Member of the XV Riigikogu

Personal details
- Born: 13 September 1980 (age 45) Estonia
- Children: 8
- Parent(s): Ülo Vooglaid, Kersti Nigesen
- Education: University of Tartu, University of Helsinki
- Occupation: Politician, lawyer, social activist

= Varro Vooglaid =

Estonian lawyer, social activist and politician

Varro Vooglaid (13 September 1980) is an Estonian lawyer, social activist, and politician. He is a member of the XV Riigikogu.

Vooglaid is one of the founders of the Foundation for the Protection of Family and Tradition (Sihtasutus Perekonna ja Traditsiooni Kaitseks, or SAPTK) and has been its chairman since 2011. Vooglaid has been one of the leaders of the campaign against the Cohabitation Act in Estonia. Since 2015, he has also been one of the founders, executive editor, and columnist of SAPTK's news and opinion portal, Objektiiv.

== Biography ==
Vooglaid was born in 1980 to social scientist, educator and politician Ülo Vooglaid and educator Kersti Nigesen. He obtained his bachelor's degree from the Faculty of Law at the University of Tartu in 2003. He then pursued further studies at the Faculty of Law at the University of Helsinki, where he earned a master's degree in 2004 and continued his studies in the doctoral program.

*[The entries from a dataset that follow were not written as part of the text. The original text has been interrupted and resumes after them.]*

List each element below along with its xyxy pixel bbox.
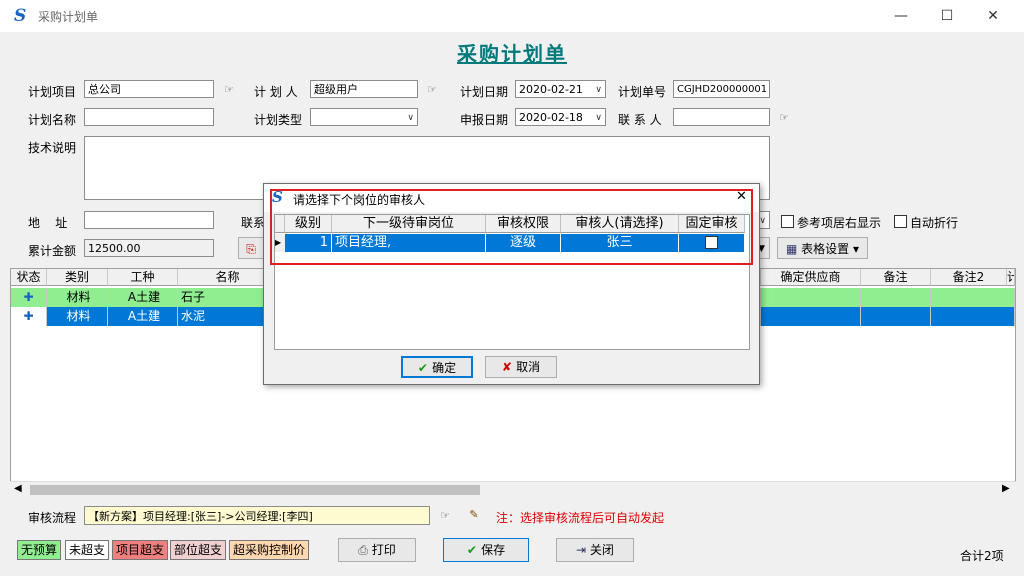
report-date-picker[interactable]: 2020-02-18 ∨ bbox=[515, 108, 606, 126]
row-category: 材料 bbox=[47, 288, 108, 307]
grid-header-extra[interactable]: 计 bbox=[1007, 269, 1015, 286]
address-label: 地 址 bbox=[28, 216, 68, 230]
plan-no-input[interactable]: CGJHD200000001 bbox=[673, 80, 770, 98]
row-supplier bbox=[761, 307, 861, 326]
scroll-right-icon[interactable]: ▶ bbox=[1002, 483, 1010, 494]
contact-input[interactable] bbox=[673, 108, 770, 126]
plan-name-input[interactable] bbox=[84, 108, 214, 126]
grid-icon: ▦ bbox=[785, 242, 802, 256]
import-button[interactable]: ⎘ bbox=[238, 237, 264, 259]
address-input[interactable] bbox=[84, 211, 214, 229]
ref-right-checkbox[interactable] bbox=[781, 215, 794, 228]
total-label: 累计金额 bbox=[28, 244, 77, 258]
close-label: 关闭 bbox=[589, 543, 614, 557]
tech-label: 技术说明 bbox=[28, 141, 77, 155]
app-logo-icon: S bbox=[14, 6, 27, 26]
tag-not-over: 未超支 bbox=[65, 540, 110, 560]
save-button[interactable]: ✔ 保存 bbox=[443, 538, 529, 562]
auto-wrap-label: 自动折行 bbox=[910, 216, 959, 230]
print-button[interactable]: ⎙ 打印 bbox=[338, 538, 416, 562]
pick-hand-icon[interactable]: ☞ bbox=[776, 111, 792, 125]
print-label: 打印 bbox=[371, 543, 396, 557]
tag-part-over: 部位超支 bbox=[170, 540, 227, 560]
edit-pen-icon[interactable]: ✎ bbox=[466, 508, 482, 522]
pick-hand-icon[interactable]: ☞ bbox=[221, 83, 237, 97]
check-icon: ✔ bbox=[417, 361, 433, 375]
grid-header-status[interactable]: 状态 bbox=[11, 269, 47, 286]
ref-right-label: 参考项居右显示 bbox=[797, 216, 882, 230]
row-trade: A土建 bbox=[108, 288, 178, 307]
chevron-down-icon: ▾ bbox=[849, 242, 859, 256]
import-icon: ⎘ bbox=[246, 242, 256, 256]
plan-type-select[interactable]: ∨ bbox=[310, 108, 418, 126]
plus-icon[interactable]: ✚ bbox=[11, 307, 47, 326]
flow-note: 注：选择审核流程后可自动发起 bbox=[496, 511, 665, 525]
cross-icon: ✘ bbox=[501, 360, 517, 374]
planner-label: 计 划 人 bbox=[254, 85, 298, 99]
plus-icon[interactable]: ✚ bbox=[11, 288, 47, 307]
row-supplier bbox=[761, 288, 861, 307]
minimize-button[interactable]: — bbox=[878, 0, 924, 32]
grid-header-supplier[interactable]: 确定供应商 bbox=[761, 269, 861, 286]
scroll-left-icon[interactable]: ◀ bbox=[14, 483, 22, 494]
row-trade: A土建 bbox=[108, 307, 178, 326]
save-label: 保存 bbox=[481, 543, 506, 557]
chevron-down-icon: ∨ bbox=[595, 113, 602, 123]
page-title: 采购计划单 bbox=[457, 42, 567, 66]
plan-type-label: 计划类型 bbox=[254, 113, 303, 127]
cancel-button[interactable]: ✘ 取消 bbox=[485, 356, 557, 378]
ok-label: 确定 bbox=[432, 361, 457, 375]
window-title: 采购计划单 bbox=[38, 10, 99, 24]
grid-header-remark[interactable]: 备注 bbox=[861, 269, 931, 286]
plan-date-value: 2020-02-21 bbox=[519, 83, 583, 96]
plan-date-label: 计划日期 bbox=[460, 85, 509, 99]
close-button[interactable]: ⇥ 关闭 bbox=[556, 538, 634, 562]
chevron-down-icon: ∨ bbox=[407, 113, 414, 123]
tag-no-budget: 无预算 bbox=[17, 540, 62, 560]
flow-input[interactable]: 【新方案】项目经理:[张三]->公司经理:[李四] bbox=[84, 506, 430, 525]
pick-hand-icon[interactable]: ☞ bbox=[424, 83, 440, 97]
table-settings-button[interactable]: ▦ 表格设置 ▾ bbox=[777, 237, 868, 259]
row-remark bbox=[861, 288, 931, 307]
ok-button[interactable]: ✔ 确定 bbox=[401, 356, 473, 378]
table-settings-label: 表格设置 bbox=[801, 242, 850, 256]
plan-no-label: 计划单号 bbox=[618, 85, 667, 99]
total-input: 12500.00 bbox=[84, 239, 214, 257]
auto-wrap-checkbox[interactable] bbox=[894, 215, 907, 228]
chevron-down-icon: ∨ bbox=[595, 85, 602, 95]
close-window-button[interactable]: ✕ bbox=[970, 0, 1016, 32]
contact-label: 联 系 人 bbox=[618, 113, 662, 127]
printer-icon: ⎙ bbox=[358, 543, 372, 557]
grid-header-trade[interactable]: 工种 bbox=[108, 269, 178, 286]
plan-date-picker[interactable]: 2020-02-21 ∨ bbox=[515, 80, 606, 98]
scrollbar-thumb[interactable] bbox=[30, 485, 480, 495]
highlight-box bbox=[270, 189, 753, 265]
flow-label: 审核流程 bbox=[28, 511, 77, 525]
tag-project-over: 项目超支 bbox=[112, 540, 169, 560]
chevron-down-icon: ∨ bbox=[759, 216, 766, 226]
report-date-value: 2020-02-18 bbox=[519, 111, 583, 124]
maximize-button[interactable]: ☐ bbox=[924, 0, 970, 32]
contact2-label: 联系 bbox=[241, 216, 266, 230]
planner-input[interactable]: 超级用户 bbox=[310, 80, 418, 98]
row-remark2 bbox=[931, 288, 1015, 307]
grid-header-remark2[interactable]: 备注2 bbox=[931, 269, 1007, 286]
row-remark bbox=[861, 307, 931, 326]
horizontal-scrollbar[interactable]: ◀ ▶ bbox=[10, 481, 1016, 499]
report-date-label: 申报日期 bbox=[460, 113, 509, 127]
grid-header-category[interactable]: 类别 bbox=[47, 269, 108, 286]
plan-project-input[interactable]: 总公司 bbox=[84, 80, 214, 98]
plan-name-label: 计划名称 bbox=[28, 113, 77, 127]
row-category: 材料 bbox=[47, 307, 108, 326]
cancel-label: 取消 bbox=[516, 360, 541, 374]
row-remark2 bbox=[931, 307, 1015, 326]
total-count: 合计2项 bbox=[960, 549, 1004, 563]
plan-project-label: 计划项目 bbox=[28, 85, 77, 99]
check-icon: ✔ bbox=[466, 543, 482, 557]
title-bar: S 采购计划单 — ☐ ✕ bbox=[0, 0, 1024, 32]
tag-over-control: 超采购控制价 bbox=[229, 540, 310, 560]
exit-icon: ⇥ bbox=[576, 543, 590, 557]
pick-hand-icon[interactable]: ☞ bbox=[437, 509, 453, 523]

From 2004 to 2007, Vooglaid worked as an extraordinary assistant at the Public Law Institute of the Faculty of Law at the University of Tartu. From 2007 to 2011, he served as a researcher at the Erik Castrén Institute of International Law and Human Rights at the University of Helsinki, specializing in global governance studies.

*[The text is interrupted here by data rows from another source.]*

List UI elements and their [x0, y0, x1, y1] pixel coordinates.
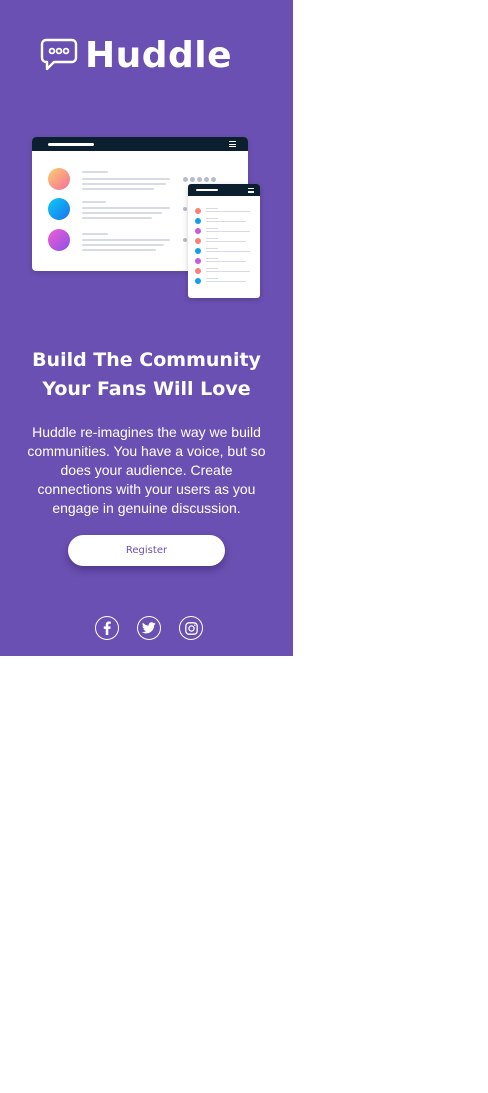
twitter-link[interactable]	[137, 616, 161, 640]
hamburger-icon	[248, 188, 254, 193]
hero-description: Huddle re-imagines the way we build comm…	[27, 424, 266, 516]
instagram-link[interactable]	[179, 616, 203, 640]
avatar	[48, 168, 70, 190]
speech-bubble-icon	[40, 38, 78, 71]
brand-name: Huddle	[85, 35, 233, 76]
logo[interactable]: Huddle	[40, 36, 232, 76]
mobile-window-mockup	[188, 184, 260, 298]
social-links	[95, 616, 203, 640]
twitter-icon	[142, 622, 156, 634]
hero-panel: Huddle Build The Community Your Fans Wil…	[0, 0, 293, 656]
avatar	[48, 198, 70, 220]
facebook-icon	[103, 621, 111, 635]
headline-line-2: Your Fans Will Love	[42, 378, 251, 400]
headline-line-1: Build The Community	[32, 349, 261, 371]
window-titlebar	[188, 184, 260, 196]
pagination-dots	[183, 177, 216, 182]
hero-headline: Build The Community Your Fans Will Love	[0, 346, 293, 404]
facebook-link[interactable]	[95, 616, 119, 640]
app-illustration	[32, 137, 262, 300]
avatar	[48, 229, 70, 251]
window-titlebar	[32, 137, 248, 151]
hamburger-icon	[229, 141, 236, 147]
instagram-icon	[184, 621, 198, 635]
register-button[interactable]: Register	[68, 535, 225, 566]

From December 2011 to December 2015, Vooglaid was a lecturer in comparative law at the Public Law Institute of the Faculty of Law at the University of Tartu. He returned to the same position from January 2016 to December 2017.

=== Political career ===
Varro Vooglaid and Markus Järvi were invited to join the Estonian Conservative People's Party (EKRE) but both declined.

On 8 November 2022, Varro Vooglaid and Markus Järvi announced that they would run as independent candidates on the list of the EKRE in the 2023 Riigikogu elections. Vooglaid ran in electoral district number 1, which covers Tallinn Haabersti, Põhja-Tallinn, and Kristiine districts. He received 2,518 votes and was elected to the Riigikogu.

Varro Vooglaid has gained attention for his active use of social media, with Facebook being his primary platform for disseminating messages. In 2018, he received a one-month suspension from Facebook due to hate speech. His presence on Twitter has been less successful.

== Personal life ==
Vooglaid is a Catholic, married, and has eight children.